Identification of antigenic linear peptides in the soil-transmitted helminth and Schistosoma mansoni proteome.

机构信息

Department of Virology, Parasitology, Immunology and Physiology, Ghent University, Merelbeke, Belgium.
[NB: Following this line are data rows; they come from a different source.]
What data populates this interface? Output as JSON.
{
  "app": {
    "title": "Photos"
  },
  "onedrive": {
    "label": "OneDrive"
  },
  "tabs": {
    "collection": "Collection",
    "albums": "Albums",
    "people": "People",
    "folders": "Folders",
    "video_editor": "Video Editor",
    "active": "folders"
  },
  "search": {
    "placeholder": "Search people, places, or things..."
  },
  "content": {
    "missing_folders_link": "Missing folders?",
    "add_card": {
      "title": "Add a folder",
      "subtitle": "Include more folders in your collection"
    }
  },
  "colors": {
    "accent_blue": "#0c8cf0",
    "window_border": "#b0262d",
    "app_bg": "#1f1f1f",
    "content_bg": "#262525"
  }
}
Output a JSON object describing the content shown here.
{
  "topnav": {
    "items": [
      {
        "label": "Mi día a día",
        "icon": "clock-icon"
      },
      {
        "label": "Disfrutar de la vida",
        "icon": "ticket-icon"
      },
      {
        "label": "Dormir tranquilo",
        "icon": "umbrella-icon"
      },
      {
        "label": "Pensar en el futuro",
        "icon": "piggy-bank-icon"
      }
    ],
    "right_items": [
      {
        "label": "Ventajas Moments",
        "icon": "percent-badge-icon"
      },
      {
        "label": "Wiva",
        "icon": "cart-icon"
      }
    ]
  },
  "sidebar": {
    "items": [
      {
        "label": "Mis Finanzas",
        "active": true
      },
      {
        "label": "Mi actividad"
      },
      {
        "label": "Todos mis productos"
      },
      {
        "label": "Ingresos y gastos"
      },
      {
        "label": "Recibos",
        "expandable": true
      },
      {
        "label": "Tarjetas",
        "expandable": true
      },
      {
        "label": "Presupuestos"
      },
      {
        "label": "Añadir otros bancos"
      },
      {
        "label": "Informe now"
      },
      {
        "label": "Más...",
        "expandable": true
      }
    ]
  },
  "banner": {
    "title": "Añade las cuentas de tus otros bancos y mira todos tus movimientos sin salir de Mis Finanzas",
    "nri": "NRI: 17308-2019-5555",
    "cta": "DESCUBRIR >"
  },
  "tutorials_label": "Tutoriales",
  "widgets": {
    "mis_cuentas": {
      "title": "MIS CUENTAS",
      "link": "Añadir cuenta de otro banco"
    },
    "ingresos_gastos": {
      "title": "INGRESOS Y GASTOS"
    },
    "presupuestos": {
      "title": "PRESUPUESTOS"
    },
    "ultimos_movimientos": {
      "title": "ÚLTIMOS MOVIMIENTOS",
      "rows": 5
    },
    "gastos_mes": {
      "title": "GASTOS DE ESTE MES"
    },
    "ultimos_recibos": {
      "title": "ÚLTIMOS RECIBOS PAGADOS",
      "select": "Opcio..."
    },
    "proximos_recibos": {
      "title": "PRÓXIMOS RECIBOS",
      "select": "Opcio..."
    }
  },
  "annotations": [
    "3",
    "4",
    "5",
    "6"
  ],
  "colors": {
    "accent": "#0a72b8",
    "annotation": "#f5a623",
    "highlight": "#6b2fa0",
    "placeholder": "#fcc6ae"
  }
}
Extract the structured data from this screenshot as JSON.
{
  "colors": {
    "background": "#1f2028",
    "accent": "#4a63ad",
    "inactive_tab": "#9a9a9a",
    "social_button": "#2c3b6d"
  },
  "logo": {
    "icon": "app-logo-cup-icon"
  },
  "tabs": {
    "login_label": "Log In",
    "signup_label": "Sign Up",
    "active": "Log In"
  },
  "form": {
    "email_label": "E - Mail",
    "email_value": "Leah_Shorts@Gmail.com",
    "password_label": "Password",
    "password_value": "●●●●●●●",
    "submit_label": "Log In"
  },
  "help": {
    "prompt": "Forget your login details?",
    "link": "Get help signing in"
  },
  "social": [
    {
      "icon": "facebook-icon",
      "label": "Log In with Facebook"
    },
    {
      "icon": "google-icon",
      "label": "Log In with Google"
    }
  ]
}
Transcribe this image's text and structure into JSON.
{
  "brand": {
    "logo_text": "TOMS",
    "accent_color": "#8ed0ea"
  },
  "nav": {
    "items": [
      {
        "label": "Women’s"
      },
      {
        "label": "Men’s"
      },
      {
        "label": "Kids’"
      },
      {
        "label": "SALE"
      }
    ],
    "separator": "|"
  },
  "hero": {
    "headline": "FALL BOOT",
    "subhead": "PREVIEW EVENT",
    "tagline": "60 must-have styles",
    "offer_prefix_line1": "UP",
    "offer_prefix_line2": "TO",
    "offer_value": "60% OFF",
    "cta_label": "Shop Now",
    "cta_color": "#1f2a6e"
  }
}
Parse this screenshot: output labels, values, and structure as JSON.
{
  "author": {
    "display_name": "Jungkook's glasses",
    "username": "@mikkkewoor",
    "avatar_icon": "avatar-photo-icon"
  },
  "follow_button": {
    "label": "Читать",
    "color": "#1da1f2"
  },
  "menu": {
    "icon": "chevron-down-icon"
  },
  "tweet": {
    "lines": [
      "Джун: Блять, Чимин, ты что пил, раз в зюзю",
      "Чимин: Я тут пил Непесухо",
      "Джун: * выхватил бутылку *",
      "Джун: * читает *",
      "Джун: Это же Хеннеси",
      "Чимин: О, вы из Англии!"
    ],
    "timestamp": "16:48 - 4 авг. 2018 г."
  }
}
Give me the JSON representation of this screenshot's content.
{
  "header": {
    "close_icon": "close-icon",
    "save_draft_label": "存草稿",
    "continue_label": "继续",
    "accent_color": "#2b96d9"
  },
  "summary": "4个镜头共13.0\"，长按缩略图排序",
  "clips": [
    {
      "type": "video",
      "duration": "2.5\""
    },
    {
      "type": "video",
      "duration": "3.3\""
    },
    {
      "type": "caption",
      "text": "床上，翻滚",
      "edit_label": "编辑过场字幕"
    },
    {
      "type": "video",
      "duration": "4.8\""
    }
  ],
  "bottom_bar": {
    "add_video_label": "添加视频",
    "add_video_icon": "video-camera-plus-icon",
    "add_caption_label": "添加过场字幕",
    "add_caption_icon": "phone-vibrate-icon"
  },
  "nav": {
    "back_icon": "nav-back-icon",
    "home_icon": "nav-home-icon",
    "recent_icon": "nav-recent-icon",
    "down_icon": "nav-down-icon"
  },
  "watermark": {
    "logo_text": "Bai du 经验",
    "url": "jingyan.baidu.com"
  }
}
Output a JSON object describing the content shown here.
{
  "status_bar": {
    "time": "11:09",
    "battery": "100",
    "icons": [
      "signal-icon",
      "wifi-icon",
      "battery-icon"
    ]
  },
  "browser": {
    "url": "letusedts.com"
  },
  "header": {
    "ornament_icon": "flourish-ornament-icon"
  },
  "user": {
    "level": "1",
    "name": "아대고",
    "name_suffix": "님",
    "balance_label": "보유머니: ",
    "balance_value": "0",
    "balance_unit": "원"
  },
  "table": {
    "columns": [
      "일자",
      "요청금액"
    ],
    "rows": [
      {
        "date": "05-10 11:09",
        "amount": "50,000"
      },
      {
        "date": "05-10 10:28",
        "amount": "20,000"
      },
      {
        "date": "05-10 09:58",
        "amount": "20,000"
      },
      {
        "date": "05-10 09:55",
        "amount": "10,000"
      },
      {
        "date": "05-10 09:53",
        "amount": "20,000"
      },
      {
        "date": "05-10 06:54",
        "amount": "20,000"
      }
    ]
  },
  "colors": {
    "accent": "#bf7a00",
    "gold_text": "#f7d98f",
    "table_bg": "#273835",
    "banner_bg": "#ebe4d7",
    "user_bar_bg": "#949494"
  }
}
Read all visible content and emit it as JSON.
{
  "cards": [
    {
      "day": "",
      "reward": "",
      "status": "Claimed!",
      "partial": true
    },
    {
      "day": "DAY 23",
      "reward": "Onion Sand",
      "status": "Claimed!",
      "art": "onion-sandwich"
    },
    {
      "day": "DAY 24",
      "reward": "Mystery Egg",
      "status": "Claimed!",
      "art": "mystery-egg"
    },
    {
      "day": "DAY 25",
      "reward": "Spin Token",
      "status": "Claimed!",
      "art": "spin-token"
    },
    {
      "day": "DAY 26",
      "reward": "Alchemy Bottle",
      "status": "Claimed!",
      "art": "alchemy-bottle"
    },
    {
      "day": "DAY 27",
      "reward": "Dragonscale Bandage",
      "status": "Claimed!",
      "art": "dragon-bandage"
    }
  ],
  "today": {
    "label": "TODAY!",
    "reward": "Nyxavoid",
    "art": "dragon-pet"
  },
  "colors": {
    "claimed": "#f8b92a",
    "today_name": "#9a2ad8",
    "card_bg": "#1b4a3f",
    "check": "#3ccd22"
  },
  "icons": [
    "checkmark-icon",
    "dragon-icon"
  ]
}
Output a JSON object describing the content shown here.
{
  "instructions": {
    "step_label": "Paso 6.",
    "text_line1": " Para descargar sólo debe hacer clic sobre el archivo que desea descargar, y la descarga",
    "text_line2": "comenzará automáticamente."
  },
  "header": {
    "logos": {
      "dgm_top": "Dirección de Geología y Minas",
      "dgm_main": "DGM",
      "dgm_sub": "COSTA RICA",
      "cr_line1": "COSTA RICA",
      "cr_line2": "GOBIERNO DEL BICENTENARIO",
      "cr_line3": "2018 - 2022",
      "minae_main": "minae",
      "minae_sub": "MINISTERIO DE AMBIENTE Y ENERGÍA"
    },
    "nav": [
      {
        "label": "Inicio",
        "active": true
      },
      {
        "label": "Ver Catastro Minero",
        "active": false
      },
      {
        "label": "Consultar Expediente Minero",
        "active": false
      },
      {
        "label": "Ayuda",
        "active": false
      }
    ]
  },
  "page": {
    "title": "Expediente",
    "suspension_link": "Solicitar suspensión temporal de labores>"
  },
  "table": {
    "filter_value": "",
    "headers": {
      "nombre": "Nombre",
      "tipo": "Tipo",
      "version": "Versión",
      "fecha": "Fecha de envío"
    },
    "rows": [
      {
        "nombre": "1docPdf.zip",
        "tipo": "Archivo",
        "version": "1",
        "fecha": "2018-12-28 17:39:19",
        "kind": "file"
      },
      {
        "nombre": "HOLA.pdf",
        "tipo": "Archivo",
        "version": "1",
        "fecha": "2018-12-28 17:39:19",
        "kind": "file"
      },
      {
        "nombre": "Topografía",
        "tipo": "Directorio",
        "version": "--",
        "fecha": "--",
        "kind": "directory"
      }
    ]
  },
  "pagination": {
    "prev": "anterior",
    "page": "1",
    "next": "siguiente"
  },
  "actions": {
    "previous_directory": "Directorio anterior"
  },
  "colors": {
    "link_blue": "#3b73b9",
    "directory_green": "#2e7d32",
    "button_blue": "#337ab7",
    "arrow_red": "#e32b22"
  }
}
Global Public Health R&D, Janssen Pharmaceutica NV, Beerse, Belgium.

出版信息

PLoS Negl Trop Dis. 2021 Apr 28;15(4):e0009369. doi: 10.1371/journal.pntd.0009369. eCollection 2021 Apr.

Abstract

The scientific community identified non stool-based biomarkers as the way forward to support soil-transmitted helminth (STH; Ascaris lumbricoides, Trichuris trichiura and the hookworms Ancylostoma duodenale and Necator americanus) and schistosome (S. mansoni and S. haematobium) deworming programs. This support is needed in making the decision of whether or not to stop preventive chemotherapy intervention efforts and to ultimately transition towards a post-intervention surveillance phase. We applied a two-step micro-array approach to identify antigenic linear epitopes in the STH and S. mansoni proteomes. In a first experiment, we identified antigenic peptides by applying sera from 24 STH and/or S. mansoni infected Ethiopian children on a high-density peptide microarray containing 3.3 million peptides derived from the complete STH and S. mansoni proteomes. A second array experiment with 170,185 peptides that were recognized in the first array was designed to identify non-specific antibody reactivity by applying sera from 24 healthy individuals from Belgium (a non-endemic country). From this array testing cascade, several peptides were identified for STH but none of them appeared to be unique for one species. We therefore concluded that for STH, none of the peptides revealed to be sufficiently sensitive or species specific. For S. mansoni, some promising peptides were identified prompting future investigation. Based on these results, it is unlikely that linear epitopes would be highly useful in detecting species-specific antibody responses to STH in endemic communities. For S. mansoni, one particular peptide of the micro-exon gene 12 (MEG-12) protein deserves further research. In addition, this study emphasizes the need of well-characterized biobanks for biomarker discovery, particularly when the integration of multiple disease programs is envisioned.

摘要

科学界已将非粪便生物标志物确认为支持土源性蠕虫(STH;蛔虫、鞭虫和十二指肠钩虫和美洲板口线虫)和血吸虫(曼氏血吸虫和埃及血吸虫)驱虫方案的未来方向。这是在决定是否停止预防性化疗干预措施以及最终过渡到干预后监测阶段时所必需的支持。我们应用两步微阵列方法来鉴定 STH 和 S. mansoni 蛋白质组中的抗原线性表位。在第一个实验中,我们通过应用来自 24 名 STH 和/或 S. mansoni 感染的埃塞俄比亚儿童的血清,在包含源自完整 STH 和 S. mansoni 蛋白质组的 330 万个肽的高密度肽微阵列上鉴定抗原肽。第二个阵列实验设计了 170,185 个肽,这些肽在第一个阵列中被识别出来,目的是通过应用来自比利时(非流行国家)的 24 名健康个体的血清来鉴定非特异性抗体反应。通过这个阵列测试级联,鉴定了一些用于 STH 的肽,但没有一个肽似乎是一种物种所特有的。因此,我们得出结论,对于 STH,没有一个肽被证明具有足够的敏感性或物种特异性。对于 S. mansoni,鉴定出了一些有前途的肽,这促使进一步研究。基于这些结果,线性表位不太可能在检测流行地区社区中针对 STH 的物种特异性抗体反应方面非常有用。对于 S. mansoni,微外显子基因 12(MEG-12)蛋白的一个特殊肽值得进一步研究。此外,这项研究强调了需要有特征明确的生物库来进行生物标志物发现,特别是当设想整合多个疾病项目时。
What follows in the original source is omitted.